Importantly, when tested in beef cattle, the seaweed additive didn't change the meat quality or the sensory properties of the steaks -- a win for both farmers and consumers. 

However, one of the key questions to be answered is whether the bromoform released in the cow's gut can make its way back out and into the atmosphere. Bromoform can become an ozone-depleting substance, so calculating its potential effects on the atmosphere will be important before farmers make a definitive switch to seaweed.

Another compound, known as 3-nitrooxypropanol (3-NOP), produces a similar effect in ruminant animals, but it has a more modest reduction in emissions and may affect milk production and fat content. Research into both is ongoing.  

Control the methanogens

It's likely that by 2050 there will be an additional 2 billion people living on the planet. Those extra 2 billion stomachs will require food, and, as developing nations like China and India, continue to prosper, demand for meat could rise by almost 75%.

It's a simple equation, as it stands: More meat means more methane. 

The alien world within a cow's gut provides an opportunity to help decouple this rise in meat production from a rise in methane. In recent decades, scientists have explored the wildlife that call the alien world home. Understanding the killer viruses that attack microbes and the discovery of a potent methane-inhibiting seaweed are just two ways we're learning to counteract the cow burp.
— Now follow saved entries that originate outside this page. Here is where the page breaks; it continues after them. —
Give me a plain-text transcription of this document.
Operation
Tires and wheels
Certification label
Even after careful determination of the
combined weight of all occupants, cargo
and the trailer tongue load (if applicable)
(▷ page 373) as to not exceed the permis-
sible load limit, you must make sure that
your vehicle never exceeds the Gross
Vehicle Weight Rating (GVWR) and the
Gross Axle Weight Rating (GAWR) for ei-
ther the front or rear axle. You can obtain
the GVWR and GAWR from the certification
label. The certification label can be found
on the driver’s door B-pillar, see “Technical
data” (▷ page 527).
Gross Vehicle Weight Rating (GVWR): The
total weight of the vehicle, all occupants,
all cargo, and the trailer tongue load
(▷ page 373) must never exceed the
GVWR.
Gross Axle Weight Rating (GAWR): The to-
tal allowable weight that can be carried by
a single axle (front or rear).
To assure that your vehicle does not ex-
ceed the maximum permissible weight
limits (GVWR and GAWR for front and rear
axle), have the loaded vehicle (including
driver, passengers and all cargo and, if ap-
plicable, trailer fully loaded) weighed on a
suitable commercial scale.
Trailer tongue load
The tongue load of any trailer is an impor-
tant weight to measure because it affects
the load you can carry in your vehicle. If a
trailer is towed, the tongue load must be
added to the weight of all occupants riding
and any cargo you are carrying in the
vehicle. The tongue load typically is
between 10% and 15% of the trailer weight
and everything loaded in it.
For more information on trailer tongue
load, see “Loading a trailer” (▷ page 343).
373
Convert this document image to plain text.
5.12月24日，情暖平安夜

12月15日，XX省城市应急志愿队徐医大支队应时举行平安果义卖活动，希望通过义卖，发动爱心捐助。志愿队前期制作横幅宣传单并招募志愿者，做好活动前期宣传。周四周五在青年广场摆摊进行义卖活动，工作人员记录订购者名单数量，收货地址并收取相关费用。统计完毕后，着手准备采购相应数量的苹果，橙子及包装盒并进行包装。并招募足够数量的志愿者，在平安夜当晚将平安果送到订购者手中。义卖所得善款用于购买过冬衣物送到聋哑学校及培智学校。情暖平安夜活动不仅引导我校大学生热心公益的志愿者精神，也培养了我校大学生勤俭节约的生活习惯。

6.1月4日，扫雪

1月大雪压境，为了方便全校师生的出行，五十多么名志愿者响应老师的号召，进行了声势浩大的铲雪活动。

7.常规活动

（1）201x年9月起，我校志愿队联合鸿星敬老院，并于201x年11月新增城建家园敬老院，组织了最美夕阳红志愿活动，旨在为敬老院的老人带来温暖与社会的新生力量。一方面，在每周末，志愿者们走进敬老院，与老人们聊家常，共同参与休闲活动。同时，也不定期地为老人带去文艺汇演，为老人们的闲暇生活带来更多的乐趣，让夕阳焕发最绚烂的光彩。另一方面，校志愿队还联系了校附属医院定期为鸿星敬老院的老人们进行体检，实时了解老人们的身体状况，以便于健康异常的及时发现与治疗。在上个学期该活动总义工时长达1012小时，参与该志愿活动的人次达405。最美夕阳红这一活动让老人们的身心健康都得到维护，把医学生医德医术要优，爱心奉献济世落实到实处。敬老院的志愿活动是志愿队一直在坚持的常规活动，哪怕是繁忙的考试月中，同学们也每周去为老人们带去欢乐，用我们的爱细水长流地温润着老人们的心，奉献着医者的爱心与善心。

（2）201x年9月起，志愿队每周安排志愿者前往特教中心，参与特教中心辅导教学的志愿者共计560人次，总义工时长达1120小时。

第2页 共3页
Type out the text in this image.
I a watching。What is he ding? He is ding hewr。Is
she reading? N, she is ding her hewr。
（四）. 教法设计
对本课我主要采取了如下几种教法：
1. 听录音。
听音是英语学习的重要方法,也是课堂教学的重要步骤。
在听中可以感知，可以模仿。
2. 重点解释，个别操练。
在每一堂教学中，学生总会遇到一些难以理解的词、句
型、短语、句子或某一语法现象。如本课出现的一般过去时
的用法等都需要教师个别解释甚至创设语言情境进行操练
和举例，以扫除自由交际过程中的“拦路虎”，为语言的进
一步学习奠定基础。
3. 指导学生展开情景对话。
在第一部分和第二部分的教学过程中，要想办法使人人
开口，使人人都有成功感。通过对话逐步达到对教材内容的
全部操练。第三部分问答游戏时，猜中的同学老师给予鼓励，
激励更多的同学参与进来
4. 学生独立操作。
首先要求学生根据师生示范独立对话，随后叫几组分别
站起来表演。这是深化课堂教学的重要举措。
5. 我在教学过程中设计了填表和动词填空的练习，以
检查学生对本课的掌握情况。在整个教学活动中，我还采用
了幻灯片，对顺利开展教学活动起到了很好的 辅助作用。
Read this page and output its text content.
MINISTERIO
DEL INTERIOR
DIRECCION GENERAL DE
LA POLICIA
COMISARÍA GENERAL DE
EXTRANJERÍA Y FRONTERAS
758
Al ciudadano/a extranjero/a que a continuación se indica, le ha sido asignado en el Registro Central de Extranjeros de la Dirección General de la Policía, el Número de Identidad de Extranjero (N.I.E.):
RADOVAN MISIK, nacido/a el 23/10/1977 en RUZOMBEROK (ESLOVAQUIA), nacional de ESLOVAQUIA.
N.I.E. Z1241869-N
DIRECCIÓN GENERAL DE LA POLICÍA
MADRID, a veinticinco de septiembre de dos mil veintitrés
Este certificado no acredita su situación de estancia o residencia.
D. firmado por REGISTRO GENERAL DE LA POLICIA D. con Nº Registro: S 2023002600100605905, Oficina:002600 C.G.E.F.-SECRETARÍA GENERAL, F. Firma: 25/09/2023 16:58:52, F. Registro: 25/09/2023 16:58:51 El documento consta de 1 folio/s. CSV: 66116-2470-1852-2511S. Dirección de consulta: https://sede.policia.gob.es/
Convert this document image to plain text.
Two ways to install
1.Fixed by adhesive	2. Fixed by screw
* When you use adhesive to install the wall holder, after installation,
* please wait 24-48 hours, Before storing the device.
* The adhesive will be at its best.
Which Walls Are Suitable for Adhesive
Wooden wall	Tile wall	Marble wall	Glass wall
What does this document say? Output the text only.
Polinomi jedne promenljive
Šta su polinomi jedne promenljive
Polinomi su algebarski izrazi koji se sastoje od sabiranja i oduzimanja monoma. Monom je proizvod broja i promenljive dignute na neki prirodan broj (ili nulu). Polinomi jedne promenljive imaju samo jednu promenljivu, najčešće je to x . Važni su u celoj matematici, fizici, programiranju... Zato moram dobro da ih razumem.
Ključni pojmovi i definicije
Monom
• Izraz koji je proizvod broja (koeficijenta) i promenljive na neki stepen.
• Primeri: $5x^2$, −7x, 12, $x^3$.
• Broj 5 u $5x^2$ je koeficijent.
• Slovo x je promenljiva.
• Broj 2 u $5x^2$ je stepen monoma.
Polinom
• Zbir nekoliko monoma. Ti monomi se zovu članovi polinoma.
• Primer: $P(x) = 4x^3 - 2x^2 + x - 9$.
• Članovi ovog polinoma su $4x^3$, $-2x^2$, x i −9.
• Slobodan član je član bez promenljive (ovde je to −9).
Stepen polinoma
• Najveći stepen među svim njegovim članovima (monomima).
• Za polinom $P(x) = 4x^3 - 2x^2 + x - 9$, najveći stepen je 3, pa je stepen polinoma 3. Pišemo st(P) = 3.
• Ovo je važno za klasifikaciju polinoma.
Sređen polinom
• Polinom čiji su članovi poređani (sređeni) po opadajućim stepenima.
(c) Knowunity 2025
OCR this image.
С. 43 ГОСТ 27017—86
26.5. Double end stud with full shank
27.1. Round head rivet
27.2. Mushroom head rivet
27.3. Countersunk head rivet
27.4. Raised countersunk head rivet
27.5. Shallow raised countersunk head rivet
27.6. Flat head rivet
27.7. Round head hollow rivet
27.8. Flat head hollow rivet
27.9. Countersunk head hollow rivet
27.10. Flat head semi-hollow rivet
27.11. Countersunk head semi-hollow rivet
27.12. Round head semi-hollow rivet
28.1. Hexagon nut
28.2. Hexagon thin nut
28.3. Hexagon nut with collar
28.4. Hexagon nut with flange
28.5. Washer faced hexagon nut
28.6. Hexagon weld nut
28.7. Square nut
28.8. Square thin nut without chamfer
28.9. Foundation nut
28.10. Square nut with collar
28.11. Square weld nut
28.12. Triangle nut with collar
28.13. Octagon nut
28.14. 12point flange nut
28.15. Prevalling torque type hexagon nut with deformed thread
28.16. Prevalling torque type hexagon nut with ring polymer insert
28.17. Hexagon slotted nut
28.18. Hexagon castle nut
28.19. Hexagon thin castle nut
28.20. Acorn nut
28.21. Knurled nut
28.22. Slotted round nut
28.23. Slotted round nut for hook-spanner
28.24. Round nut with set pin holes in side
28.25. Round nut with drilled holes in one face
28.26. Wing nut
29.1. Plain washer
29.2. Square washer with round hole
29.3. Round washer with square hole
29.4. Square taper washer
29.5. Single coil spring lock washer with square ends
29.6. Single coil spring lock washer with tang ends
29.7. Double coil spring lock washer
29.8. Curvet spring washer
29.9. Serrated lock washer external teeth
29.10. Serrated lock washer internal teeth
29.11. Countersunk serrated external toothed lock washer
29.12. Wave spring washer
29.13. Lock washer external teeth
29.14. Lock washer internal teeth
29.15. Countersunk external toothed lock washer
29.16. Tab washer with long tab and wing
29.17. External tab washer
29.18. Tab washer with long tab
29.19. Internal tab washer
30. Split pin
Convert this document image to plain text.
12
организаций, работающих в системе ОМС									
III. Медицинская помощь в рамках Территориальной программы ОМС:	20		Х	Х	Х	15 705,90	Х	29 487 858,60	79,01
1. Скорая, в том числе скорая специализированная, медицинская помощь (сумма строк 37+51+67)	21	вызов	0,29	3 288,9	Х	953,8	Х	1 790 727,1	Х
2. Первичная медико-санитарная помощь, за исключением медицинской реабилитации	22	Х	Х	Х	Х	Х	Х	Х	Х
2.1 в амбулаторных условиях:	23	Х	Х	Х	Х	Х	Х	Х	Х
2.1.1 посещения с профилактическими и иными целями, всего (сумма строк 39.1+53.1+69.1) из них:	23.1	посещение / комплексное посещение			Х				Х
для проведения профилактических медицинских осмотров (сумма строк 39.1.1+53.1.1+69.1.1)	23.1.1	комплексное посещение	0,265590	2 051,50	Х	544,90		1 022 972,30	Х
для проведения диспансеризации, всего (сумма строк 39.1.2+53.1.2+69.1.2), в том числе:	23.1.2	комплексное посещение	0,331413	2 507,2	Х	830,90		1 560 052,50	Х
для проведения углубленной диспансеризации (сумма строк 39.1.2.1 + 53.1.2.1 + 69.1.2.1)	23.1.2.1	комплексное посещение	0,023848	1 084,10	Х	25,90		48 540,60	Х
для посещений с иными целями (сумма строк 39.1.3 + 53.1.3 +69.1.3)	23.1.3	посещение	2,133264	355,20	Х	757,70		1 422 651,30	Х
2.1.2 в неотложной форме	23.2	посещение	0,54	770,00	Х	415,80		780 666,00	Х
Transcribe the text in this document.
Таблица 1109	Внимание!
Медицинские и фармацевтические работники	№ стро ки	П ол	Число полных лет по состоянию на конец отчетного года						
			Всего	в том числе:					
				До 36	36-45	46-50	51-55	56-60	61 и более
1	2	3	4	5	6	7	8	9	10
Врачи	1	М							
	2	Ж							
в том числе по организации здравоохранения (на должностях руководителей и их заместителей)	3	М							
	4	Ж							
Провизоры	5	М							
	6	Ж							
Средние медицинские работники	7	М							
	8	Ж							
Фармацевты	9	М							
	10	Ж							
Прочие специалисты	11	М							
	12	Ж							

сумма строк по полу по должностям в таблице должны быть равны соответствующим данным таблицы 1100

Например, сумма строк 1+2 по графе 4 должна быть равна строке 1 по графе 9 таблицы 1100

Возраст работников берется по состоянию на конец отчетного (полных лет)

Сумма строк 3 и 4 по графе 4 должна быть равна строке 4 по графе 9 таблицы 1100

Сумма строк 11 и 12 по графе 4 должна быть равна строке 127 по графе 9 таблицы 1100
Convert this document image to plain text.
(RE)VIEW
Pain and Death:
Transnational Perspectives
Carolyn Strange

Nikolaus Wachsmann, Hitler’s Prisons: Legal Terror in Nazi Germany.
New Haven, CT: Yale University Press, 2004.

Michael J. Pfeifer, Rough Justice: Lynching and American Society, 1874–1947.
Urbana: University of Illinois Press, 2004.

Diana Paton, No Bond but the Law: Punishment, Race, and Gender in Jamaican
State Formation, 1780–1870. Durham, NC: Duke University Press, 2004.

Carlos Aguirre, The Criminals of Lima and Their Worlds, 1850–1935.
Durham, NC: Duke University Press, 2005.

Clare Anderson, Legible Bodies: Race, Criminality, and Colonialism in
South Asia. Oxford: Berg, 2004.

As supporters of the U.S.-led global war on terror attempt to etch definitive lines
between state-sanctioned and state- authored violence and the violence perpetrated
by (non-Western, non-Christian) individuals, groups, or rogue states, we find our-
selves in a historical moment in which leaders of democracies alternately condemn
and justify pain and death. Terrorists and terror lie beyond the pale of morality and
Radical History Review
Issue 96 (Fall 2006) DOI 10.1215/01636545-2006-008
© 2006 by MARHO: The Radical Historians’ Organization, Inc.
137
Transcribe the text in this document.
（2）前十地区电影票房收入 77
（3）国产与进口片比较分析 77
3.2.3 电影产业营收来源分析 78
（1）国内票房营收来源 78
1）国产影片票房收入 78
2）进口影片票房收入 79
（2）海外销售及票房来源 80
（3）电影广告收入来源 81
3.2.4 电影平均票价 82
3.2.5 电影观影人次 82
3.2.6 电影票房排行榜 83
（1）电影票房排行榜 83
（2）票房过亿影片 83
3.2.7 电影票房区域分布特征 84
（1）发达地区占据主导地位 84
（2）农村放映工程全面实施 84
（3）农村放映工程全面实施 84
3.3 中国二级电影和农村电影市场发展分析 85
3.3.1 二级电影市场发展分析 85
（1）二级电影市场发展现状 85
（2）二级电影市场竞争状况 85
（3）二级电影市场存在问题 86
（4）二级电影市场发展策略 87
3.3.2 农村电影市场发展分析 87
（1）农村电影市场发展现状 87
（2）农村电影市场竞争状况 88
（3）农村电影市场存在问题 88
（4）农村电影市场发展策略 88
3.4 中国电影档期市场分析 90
But alone these advances will not be enough to prevent the worst effects of climate change. We may still need to reduce meat intake, increase the efficiency of livestock feed, improve land use practices and maybe even up the amount of synthetic meats, from places like Impossible Foods, that we include in our diets. 

If we can't control the methanogens and don't drastically curb our carbon emissions, it could be our world that becomes ever more alien -- hotter, drier and a lot more extreme.